With women’s rights being under attack and family values being so important to most women, the reasons for women to keep silent about their lack of belief is understandable. The issue I have is this: the more women remain silent, the less role models we have for the next generation. We have some wonderful guys: Richard Dawkins, Neil DeGrasse Tyson and many others, but in this day, we need women for young girls to look up to and relate with. As an adolescent, when the world is barely making sense, then your entire worldview begins to unravel and the only people you have to look up to and ask questions of are men? That isn’t right. We need women to help these girls make sense of the world around them.


I was looking around for more more to go on concerning some female role models within the atheist community. What I found was a bit frustrating. There are online communities for women who lack belief, but finding truly outspoken women who do not value their anonymity is more than difficult. Atheist Women and the Price of Speaking Out talks about the consequences many women deal with for speaking their minds on the subject of God and religion.

Salon magazine gives 5 reasons there aren’t more women in atheism, though I have to disagree with some of their assessments. In my opinion, their first reason is bunk. Most religious families give more to their church than they receive from it. A 10% income tithe far out ways the bag of groceries or bundle of clothes the church might give back once in a while. The second reason is just plain ludicrous. I have been a member of the atheist community for over 25 years. Rape jokes? Please…leave your idiotic stereotypes at home. I have no use for them in the real world. Men are over-represented in this society, but that’s about the only logical thing said in #3. It takes someone who has been raised religious and still believes that way to call atheism a “movement.” The “gender bias” the article is referring to has nothing to do with any “movement.” It has everything to do with the media. Even if a woman atheist does something wonderfully newsworthy, the media will gloss it over, cover it up, or do what they can to ensure that people do not see it. I had no idea that Rebecca Vitsmun had courageously saved her son from a tornado, as well as revealed her status as an atheist to a national audience, only 20 miles from where my family lives, until the video was posted on an atheist feed I monitor. Sexism is real alright, but the media needs to look in the mirror on this one, too.
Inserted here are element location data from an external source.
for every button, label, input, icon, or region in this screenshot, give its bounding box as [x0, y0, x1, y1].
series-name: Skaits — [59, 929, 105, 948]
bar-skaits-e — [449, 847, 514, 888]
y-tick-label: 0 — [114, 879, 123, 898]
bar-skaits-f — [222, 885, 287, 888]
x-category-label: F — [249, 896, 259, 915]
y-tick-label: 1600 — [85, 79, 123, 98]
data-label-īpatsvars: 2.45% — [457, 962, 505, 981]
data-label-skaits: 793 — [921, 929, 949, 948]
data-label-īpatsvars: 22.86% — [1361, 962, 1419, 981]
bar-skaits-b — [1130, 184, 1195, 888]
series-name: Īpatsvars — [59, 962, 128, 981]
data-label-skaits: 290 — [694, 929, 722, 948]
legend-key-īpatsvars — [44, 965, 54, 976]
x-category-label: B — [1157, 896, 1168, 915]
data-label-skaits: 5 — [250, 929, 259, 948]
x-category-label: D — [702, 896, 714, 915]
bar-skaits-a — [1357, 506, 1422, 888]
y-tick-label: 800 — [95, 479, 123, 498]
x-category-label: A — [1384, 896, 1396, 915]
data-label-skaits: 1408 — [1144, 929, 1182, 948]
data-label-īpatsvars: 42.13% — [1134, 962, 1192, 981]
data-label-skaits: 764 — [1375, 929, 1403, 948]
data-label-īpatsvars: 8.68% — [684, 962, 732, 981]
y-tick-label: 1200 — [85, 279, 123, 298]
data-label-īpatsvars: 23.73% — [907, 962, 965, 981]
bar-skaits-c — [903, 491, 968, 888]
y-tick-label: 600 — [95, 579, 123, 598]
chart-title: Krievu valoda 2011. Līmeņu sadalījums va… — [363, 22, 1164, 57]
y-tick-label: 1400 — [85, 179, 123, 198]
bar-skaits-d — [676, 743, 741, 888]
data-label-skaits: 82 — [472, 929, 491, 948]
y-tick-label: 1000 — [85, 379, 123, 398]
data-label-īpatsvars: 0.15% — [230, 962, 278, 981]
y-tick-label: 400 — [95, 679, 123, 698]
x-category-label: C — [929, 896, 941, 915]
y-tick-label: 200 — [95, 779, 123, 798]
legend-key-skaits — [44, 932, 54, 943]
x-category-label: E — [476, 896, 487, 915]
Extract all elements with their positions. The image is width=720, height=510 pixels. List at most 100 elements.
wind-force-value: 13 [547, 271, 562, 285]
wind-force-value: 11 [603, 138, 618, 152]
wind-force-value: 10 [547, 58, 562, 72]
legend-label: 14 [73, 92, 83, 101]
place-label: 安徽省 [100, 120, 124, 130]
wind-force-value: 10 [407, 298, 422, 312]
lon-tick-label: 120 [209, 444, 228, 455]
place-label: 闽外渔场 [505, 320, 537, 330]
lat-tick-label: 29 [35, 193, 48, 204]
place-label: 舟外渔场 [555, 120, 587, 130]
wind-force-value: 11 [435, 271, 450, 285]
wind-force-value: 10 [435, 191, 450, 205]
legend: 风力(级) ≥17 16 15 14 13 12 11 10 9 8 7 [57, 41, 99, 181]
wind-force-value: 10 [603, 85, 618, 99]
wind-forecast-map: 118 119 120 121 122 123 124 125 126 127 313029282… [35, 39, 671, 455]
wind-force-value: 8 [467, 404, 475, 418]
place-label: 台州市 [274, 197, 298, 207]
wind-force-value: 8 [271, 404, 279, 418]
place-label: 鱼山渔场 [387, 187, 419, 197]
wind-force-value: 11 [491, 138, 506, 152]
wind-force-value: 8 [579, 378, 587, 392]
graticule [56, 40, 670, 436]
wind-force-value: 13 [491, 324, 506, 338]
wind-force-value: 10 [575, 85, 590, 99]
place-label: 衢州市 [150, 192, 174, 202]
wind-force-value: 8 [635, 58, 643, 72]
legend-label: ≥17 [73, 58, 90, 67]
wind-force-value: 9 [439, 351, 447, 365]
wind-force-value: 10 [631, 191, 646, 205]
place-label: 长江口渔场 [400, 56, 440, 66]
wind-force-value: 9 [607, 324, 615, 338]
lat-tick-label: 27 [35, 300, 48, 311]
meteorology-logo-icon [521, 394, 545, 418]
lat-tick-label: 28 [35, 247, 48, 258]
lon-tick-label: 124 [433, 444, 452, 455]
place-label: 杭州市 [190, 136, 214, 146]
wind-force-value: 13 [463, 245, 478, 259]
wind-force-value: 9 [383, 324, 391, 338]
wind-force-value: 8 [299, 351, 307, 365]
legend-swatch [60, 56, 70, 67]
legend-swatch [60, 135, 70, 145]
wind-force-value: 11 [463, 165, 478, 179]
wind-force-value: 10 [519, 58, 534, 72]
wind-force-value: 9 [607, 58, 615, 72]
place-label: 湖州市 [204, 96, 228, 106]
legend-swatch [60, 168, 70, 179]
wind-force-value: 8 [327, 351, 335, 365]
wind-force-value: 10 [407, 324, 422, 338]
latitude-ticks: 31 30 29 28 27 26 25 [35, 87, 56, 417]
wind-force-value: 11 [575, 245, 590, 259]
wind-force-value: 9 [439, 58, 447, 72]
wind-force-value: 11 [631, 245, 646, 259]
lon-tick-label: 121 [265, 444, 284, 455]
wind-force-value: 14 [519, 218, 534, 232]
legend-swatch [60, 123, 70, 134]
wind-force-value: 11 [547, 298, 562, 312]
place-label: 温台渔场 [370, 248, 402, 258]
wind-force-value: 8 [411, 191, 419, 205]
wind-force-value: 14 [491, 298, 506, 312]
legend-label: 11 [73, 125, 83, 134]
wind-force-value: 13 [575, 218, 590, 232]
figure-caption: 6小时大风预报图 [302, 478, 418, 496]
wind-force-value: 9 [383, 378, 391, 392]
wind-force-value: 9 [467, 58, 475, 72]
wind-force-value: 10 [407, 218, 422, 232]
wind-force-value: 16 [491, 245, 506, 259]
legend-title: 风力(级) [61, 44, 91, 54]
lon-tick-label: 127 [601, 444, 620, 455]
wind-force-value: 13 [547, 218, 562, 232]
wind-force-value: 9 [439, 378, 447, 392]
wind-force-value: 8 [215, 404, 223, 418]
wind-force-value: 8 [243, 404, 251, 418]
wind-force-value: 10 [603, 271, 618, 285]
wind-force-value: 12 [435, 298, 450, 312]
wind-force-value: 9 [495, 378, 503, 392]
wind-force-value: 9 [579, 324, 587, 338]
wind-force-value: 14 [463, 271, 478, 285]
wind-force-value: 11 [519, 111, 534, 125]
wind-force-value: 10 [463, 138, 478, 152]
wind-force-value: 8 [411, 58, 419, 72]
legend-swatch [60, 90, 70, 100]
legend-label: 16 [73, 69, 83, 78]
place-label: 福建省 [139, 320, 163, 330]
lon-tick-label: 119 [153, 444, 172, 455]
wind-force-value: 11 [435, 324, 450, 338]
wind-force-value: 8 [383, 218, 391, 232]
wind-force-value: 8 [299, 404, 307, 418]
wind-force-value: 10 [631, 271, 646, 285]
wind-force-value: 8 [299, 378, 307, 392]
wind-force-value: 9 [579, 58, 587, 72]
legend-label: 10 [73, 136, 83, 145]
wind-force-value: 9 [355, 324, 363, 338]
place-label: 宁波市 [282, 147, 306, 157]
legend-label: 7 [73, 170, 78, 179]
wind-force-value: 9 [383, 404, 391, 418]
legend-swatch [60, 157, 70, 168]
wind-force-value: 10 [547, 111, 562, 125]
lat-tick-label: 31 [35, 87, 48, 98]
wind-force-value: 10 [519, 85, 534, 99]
I’m wondering if mass media might be one of our main issues here. Without mass media, would women be so afraid to reveal their true identities? Would the perception of a “gender bias” be so great, causing so many women to shrink into the shadows, rather than bring their thoughts and ideas out into the light? Would as many hopeful and inspiring stories of courage and ingenuity get lost and/or covered up by those who don’t agree with our lack of belief? With the human body constantly being objectified in the media, and women’s worth reduced to how pretty she is and how well she can please someone; would sexism be as prevalent without mass media?